While the youngsters in the project predominantly agreed with Walther’s statements that asynchronous online contact relieves individuals from stress and allows them to control communication to a greater extend, none agreed with his statements that conflicts are less severe while communicating in this way or that communication is more inter-subjective and less egocentric.

The reactions to yet another aspect of CMC that Walter mentions, were mixed. Walther stated after his research that the effect of CMC was not limited to communication. According to him it also had an impact on self-presentation. Walther wrote: “CMC provides, in some cases, opportunities for selective self-presentation, idealization and reciprocation. This renders hyperpersonal communication, forms of interaction that exceed what we may accomplish FtF [face-to-face], in terms of our impression-generation and relational goals.”

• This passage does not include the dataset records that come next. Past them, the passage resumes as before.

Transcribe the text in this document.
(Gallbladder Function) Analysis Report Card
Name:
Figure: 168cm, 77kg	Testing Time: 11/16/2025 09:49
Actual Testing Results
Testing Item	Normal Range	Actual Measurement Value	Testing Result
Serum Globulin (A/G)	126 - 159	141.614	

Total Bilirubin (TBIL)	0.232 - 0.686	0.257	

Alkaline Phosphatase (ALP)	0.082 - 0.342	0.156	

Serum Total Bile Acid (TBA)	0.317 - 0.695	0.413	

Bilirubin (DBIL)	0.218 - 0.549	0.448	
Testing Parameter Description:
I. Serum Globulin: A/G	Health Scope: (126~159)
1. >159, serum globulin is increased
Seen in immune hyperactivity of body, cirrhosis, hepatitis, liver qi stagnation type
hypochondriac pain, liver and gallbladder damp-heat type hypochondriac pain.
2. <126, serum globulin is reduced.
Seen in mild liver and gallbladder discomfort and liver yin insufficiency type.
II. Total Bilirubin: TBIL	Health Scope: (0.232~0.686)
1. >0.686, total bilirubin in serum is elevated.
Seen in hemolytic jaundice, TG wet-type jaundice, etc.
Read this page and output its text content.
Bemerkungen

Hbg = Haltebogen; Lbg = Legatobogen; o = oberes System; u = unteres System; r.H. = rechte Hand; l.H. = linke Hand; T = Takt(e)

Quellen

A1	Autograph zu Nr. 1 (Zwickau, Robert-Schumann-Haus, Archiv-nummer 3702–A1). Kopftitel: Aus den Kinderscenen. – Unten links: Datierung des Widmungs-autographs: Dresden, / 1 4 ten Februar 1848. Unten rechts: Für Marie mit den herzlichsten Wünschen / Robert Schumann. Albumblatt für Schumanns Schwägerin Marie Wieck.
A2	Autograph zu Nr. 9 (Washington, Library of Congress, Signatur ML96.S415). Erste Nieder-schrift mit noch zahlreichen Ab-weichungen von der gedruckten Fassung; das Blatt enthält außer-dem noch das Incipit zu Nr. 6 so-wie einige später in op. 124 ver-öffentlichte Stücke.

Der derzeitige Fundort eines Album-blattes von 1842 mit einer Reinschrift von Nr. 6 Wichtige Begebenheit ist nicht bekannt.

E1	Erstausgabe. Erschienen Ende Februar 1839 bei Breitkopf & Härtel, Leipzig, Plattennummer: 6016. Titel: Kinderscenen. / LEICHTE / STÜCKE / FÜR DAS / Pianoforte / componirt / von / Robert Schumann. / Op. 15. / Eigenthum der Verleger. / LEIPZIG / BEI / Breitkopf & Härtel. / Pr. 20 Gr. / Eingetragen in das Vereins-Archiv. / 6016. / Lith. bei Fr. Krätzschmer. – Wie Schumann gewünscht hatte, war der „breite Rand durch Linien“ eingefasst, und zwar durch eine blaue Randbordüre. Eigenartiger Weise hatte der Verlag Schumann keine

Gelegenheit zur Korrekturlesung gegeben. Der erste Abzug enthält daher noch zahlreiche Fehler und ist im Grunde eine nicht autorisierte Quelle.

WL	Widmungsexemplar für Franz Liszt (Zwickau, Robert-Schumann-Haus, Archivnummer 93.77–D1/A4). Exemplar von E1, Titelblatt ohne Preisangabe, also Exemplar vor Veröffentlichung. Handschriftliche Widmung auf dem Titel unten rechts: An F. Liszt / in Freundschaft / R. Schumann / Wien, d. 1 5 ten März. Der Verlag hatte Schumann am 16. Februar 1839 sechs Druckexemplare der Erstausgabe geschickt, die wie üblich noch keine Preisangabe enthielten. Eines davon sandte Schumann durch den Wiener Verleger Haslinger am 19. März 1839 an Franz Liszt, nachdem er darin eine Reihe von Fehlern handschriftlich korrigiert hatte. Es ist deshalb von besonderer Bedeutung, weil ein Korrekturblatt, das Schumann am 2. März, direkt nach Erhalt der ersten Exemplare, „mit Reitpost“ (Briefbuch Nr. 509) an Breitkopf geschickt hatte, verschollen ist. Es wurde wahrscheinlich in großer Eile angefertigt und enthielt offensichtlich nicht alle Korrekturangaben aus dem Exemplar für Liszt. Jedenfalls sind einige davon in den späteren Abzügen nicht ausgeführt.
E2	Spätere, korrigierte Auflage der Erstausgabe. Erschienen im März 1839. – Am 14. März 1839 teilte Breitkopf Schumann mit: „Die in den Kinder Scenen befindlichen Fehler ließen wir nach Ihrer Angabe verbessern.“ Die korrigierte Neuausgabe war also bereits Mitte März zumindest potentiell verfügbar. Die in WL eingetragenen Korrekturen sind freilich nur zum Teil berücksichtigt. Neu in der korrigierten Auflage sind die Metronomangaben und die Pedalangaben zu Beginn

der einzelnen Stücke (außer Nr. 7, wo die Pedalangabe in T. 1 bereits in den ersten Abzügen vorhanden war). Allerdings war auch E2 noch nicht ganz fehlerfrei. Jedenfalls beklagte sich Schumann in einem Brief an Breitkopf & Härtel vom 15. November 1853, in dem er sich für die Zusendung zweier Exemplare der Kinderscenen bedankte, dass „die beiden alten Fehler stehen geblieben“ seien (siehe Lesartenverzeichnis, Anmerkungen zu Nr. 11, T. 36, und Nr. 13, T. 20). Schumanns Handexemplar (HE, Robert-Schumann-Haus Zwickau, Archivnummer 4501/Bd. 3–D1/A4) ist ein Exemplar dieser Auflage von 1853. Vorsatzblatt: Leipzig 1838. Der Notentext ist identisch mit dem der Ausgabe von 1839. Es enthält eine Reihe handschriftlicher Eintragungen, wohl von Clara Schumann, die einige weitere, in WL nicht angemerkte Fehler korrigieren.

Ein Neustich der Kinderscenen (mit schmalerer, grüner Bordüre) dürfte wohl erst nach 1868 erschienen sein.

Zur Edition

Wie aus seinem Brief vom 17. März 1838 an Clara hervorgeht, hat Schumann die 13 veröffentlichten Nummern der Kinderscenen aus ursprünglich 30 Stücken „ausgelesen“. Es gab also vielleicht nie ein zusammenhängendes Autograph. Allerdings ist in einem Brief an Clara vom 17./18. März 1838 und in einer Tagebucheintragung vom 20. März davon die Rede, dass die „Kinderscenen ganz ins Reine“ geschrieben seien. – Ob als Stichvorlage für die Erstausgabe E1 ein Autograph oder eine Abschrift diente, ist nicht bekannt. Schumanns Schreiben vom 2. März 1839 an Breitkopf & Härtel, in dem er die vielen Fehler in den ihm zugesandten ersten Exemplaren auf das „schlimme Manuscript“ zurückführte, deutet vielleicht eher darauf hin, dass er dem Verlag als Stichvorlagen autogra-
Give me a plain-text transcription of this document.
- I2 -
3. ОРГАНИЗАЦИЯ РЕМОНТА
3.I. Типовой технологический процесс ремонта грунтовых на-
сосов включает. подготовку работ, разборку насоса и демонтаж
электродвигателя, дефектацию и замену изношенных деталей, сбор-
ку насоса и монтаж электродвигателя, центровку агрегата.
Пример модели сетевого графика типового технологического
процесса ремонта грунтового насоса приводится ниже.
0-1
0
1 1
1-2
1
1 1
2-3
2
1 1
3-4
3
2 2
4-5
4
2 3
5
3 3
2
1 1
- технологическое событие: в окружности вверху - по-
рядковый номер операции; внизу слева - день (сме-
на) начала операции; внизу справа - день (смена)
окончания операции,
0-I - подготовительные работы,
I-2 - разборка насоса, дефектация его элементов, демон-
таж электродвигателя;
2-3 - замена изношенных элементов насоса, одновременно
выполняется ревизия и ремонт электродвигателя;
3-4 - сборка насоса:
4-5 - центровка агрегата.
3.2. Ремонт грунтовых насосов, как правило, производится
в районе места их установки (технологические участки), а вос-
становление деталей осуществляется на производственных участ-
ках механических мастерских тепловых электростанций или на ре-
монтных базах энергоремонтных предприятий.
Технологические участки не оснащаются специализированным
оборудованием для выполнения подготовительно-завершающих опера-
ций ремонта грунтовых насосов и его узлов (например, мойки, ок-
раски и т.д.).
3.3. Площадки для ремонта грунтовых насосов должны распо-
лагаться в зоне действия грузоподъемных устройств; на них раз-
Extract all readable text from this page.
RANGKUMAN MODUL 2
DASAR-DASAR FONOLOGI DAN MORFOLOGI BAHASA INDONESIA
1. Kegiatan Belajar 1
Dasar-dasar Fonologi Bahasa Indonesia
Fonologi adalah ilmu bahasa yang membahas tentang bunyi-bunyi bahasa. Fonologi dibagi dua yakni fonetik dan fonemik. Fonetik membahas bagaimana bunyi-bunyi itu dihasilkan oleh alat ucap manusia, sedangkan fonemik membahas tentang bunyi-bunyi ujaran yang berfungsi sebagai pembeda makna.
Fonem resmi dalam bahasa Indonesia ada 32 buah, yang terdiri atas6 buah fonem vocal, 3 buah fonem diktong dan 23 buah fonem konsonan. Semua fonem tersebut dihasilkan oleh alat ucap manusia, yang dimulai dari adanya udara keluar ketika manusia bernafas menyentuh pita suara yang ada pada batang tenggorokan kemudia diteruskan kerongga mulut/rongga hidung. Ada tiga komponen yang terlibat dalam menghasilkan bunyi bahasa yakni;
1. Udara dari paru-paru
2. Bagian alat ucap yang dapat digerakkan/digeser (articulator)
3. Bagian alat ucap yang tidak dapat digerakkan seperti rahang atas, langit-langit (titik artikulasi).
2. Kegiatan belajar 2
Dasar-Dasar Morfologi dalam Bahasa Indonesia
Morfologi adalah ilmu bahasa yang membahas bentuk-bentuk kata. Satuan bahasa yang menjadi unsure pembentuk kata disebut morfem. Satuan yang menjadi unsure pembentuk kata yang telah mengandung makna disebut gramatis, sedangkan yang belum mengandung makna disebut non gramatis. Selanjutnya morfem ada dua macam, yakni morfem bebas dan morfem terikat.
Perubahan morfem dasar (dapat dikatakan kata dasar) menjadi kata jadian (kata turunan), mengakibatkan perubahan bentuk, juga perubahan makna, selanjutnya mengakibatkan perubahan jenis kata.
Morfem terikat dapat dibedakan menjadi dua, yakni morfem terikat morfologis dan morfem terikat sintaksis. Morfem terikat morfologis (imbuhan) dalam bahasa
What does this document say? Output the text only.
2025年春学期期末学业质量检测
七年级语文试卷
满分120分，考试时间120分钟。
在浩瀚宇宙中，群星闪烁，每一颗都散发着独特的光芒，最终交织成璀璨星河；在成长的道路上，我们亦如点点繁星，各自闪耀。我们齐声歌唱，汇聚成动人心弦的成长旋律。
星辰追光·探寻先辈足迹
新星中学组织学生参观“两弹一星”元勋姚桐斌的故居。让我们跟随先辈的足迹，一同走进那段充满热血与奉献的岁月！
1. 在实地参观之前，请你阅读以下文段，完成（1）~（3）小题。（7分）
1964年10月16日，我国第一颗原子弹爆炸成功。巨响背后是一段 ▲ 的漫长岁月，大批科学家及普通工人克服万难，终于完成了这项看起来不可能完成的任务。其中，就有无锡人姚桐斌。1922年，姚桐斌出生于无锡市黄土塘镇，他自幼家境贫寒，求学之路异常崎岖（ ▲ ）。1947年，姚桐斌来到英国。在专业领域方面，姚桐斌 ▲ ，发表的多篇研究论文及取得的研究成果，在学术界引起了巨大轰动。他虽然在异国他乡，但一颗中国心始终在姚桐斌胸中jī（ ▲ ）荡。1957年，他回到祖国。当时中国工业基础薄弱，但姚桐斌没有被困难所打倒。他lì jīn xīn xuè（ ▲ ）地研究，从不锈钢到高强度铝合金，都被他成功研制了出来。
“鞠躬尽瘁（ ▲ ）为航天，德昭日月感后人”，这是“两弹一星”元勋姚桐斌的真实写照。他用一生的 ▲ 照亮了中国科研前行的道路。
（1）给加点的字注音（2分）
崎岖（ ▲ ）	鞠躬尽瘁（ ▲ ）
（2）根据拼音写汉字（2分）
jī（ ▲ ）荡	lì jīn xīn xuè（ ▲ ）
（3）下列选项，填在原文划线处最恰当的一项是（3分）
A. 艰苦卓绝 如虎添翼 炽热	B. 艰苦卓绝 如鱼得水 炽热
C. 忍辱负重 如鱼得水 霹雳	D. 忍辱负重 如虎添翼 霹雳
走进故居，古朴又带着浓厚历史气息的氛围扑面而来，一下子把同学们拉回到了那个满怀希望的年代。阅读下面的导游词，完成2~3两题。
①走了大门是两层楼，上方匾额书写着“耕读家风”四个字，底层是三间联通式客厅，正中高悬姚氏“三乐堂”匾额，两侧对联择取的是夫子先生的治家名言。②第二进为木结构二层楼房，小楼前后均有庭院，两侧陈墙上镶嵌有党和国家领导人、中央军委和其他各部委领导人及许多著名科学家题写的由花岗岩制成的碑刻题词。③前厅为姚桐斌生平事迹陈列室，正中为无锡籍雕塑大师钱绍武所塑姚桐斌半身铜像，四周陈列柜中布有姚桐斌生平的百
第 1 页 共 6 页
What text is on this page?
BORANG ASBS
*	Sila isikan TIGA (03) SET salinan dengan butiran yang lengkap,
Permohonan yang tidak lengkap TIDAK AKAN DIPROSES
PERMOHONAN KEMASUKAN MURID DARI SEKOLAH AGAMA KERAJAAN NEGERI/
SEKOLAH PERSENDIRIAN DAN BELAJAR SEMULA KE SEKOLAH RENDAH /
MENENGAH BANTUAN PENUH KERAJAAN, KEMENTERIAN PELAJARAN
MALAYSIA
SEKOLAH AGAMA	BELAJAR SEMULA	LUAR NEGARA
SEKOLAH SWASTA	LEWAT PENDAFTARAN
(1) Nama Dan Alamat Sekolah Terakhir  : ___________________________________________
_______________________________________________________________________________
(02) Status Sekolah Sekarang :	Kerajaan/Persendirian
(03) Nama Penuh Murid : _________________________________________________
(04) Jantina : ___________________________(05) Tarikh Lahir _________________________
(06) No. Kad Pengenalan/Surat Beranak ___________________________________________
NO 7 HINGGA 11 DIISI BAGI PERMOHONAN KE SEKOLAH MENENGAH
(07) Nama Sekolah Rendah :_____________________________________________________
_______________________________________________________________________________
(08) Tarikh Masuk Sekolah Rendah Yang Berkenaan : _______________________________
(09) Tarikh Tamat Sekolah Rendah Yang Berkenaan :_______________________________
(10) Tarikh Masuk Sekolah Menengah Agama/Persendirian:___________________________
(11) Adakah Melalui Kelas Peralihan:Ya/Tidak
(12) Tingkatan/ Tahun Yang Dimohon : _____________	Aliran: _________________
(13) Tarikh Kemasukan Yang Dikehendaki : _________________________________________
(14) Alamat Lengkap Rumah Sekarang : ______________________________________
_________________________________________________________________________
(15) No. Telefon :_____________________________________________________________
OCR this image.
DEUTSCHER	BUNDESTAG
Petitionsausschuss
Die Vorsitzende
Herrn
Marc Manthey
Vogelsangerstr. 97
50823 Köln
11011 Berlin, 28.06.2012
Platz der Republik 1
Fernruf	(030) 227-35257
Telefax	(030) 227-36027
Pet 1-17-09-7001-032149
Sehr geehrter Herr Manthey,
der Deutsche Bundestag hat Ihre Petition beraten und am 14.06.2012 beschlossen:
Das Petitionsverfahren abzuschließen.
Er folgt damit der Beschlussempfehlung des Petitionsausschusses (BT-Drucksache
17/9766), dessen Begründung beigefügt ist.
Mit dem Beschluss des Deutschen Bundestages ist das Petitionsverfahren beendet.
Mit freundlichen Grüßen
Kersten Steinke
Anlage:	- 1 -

This is still a popular line of thought among researchers. Sherry Turkle (Alone together, 2011) for instance strongly propagates the view that youngsters hide behind their beautiful online masks. Researcher Bibi van den Berg (in the Dynamic Identity project, 2012-2015) also stresses that youngsters use their profiles predominantly to show off a better life than they actually have. Howard Gardner & Katie Davies (The app generation, 2013) claim that in their research they have gathered “considerable evidence that youth take care to present a socially desirable, polished self online.” Research (Pew, 2012) in the USA in addition showed that on Facebook “[p]osts that center on ourselves, our achievements, and our sometimes self-righteous political views can have a positive influence on the brain.”

Youngsters in the workshops, on the other hand, are not so sure. While many admit that they use their profile often to portray their lives as more interesting than it actually is, none of them sees this as a goal in itself. For them it is a regular part of online communication just as showing silly pictures is and engaging in jokes is.